As a widely used machine learning algorithm, SVM has an ability to achieve favorable classification results on the training set with small size [28]. We have compared the SVM in our previous work [11] with other classification algorithms such as random forest, naïve Bayes and k-nearest neighbors, and found that SVM outperformed these algorithms on both the training and test sets. So we continue to apply SVM in this work. Specifically, we applied the LIBSVM [29] with the radial basis function (RBF) kernel to construct the model. Meanwhile, tenfold cross-validation was used to design our method and approximate the prediction performance on the training data set. To improve the performance of the predictor, the capacity parameter C and the kernel parameter γ of the SVM were tried using a grid search method.
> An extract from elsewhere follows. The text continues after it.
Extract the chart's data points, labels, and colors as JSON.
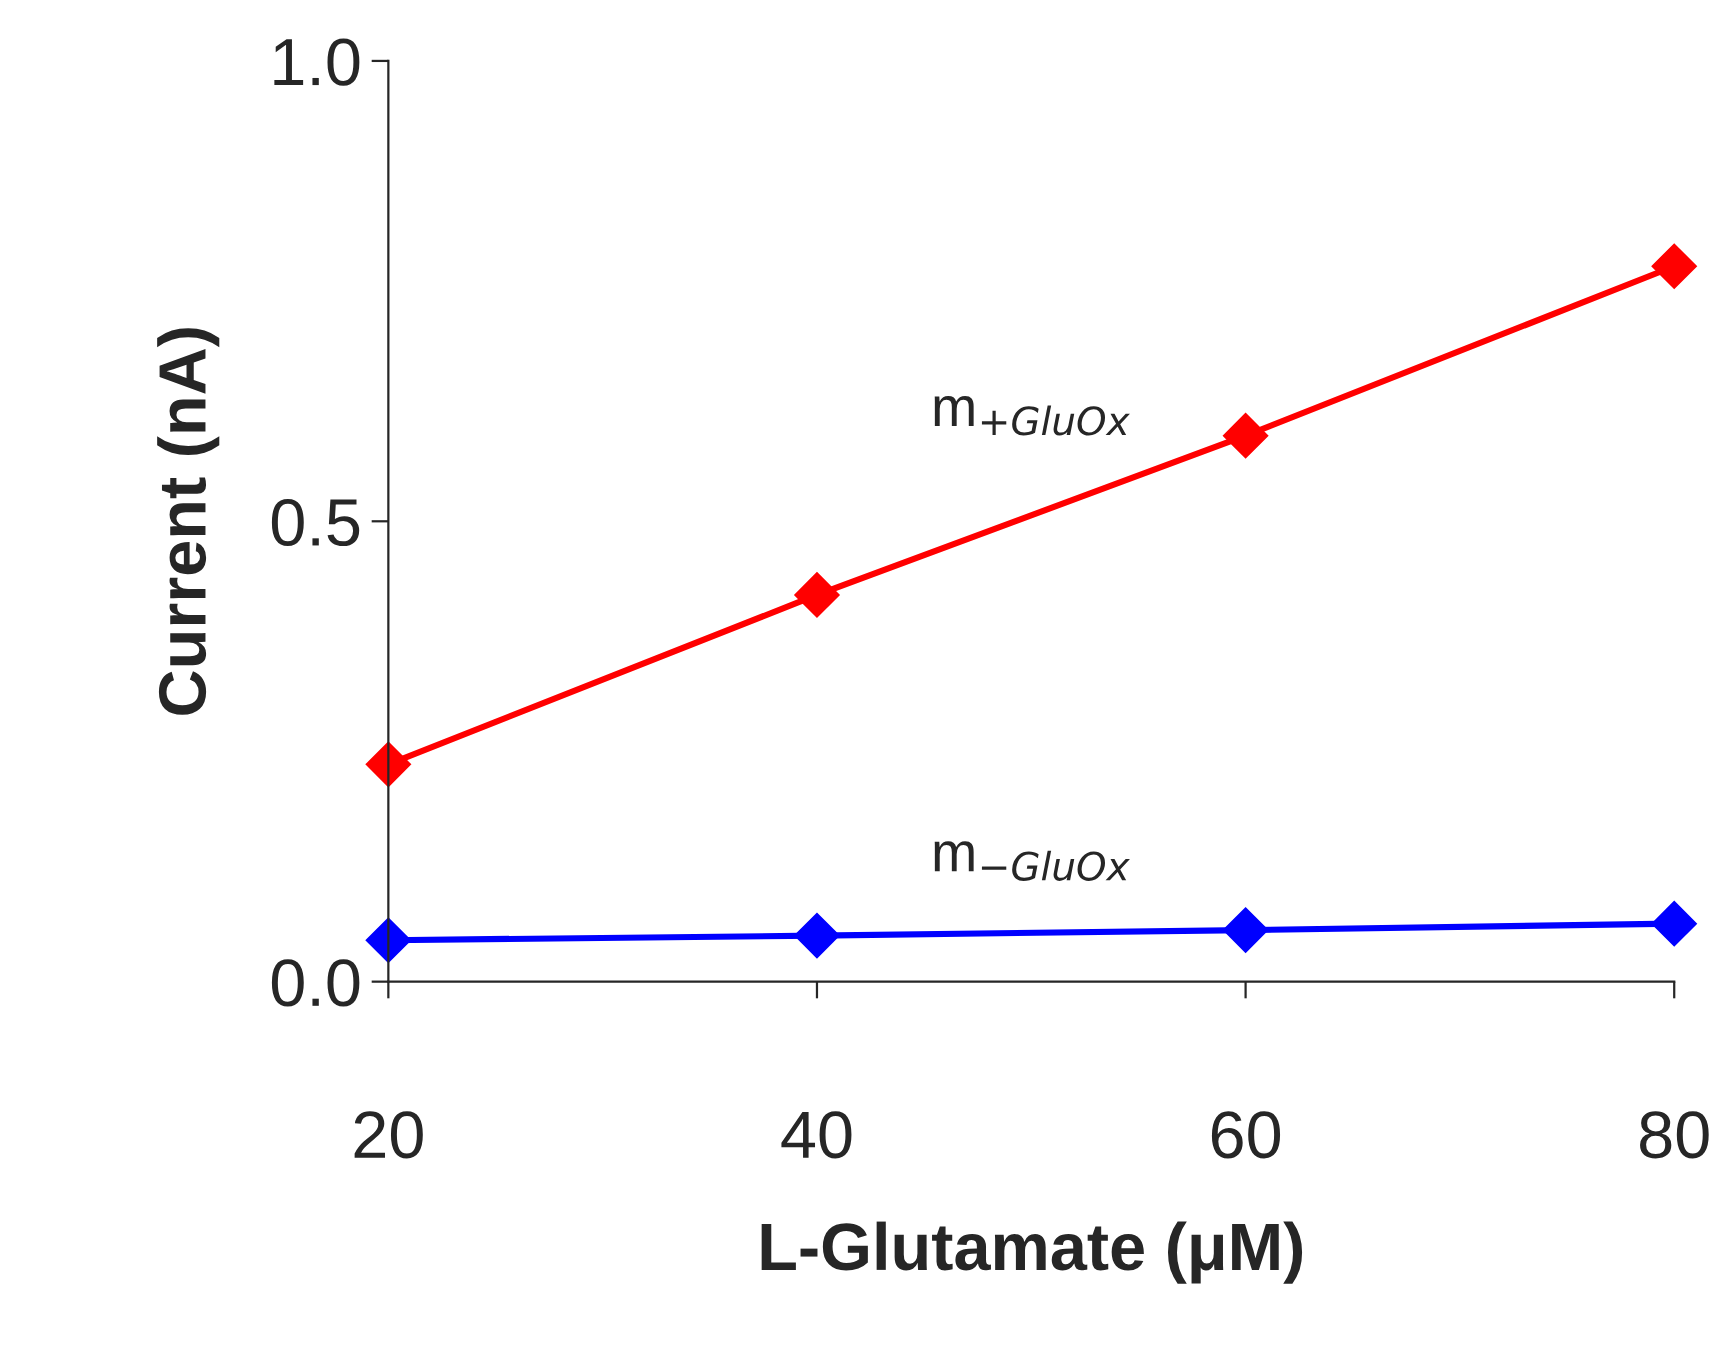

We set the range of C from 0.1 to 10 and γ from 0.005 to 0.5 and used tenfold cross-validation on the training set to measure different parameters based on our previous study [30]. The optimal parameters of C and γ are 4.5 and 0.05, respectively.

Evaluation criteria

To quantify the performance of our prediction method, we adopted sensitivity (SEN), specificity (SPE), precision (PRE), F1 score (F1), accuracy (ACC), and Matthews correlation coefficient (MCC) measures [31, 32] by the equations below:

$$SEN = TP/(TP+FN)$$
(3)
$$SPE = TN/(TN+FP)$$
(4)
$$PRE = TP/(TP+FP)$$
(5)
$$F1 = \frac{2\times SEN\times PRE}{SEN+PRE}$$
(6)
$$\mathrm{ACC}=\frac{TP+TN}{TP+TN+FP+FN}$$
(7)
$$MCC = \frac{TP\times TN-FP\times FN}{\sqrt{(TP+FP)(TP+FN)(TN+FP)(TN+FN)}}$$
(8)

where TP, FP, TN and FN represent the number of true positive (correctly predicted hot spot residue), false positive (non-hot spot residue incorrectly predicted as hot spot), true negative (correctly predicted non-hot spot residue) and false negative (hot spot residue incorrectly predicted as non-hot spot), respectively.

For the sake of completeness, we also plotted the receiver operating characteristics (ROC) curve to evaluate performance in this work. The normalized area under the ROC curve (AUC) can measure the classifier’s performance.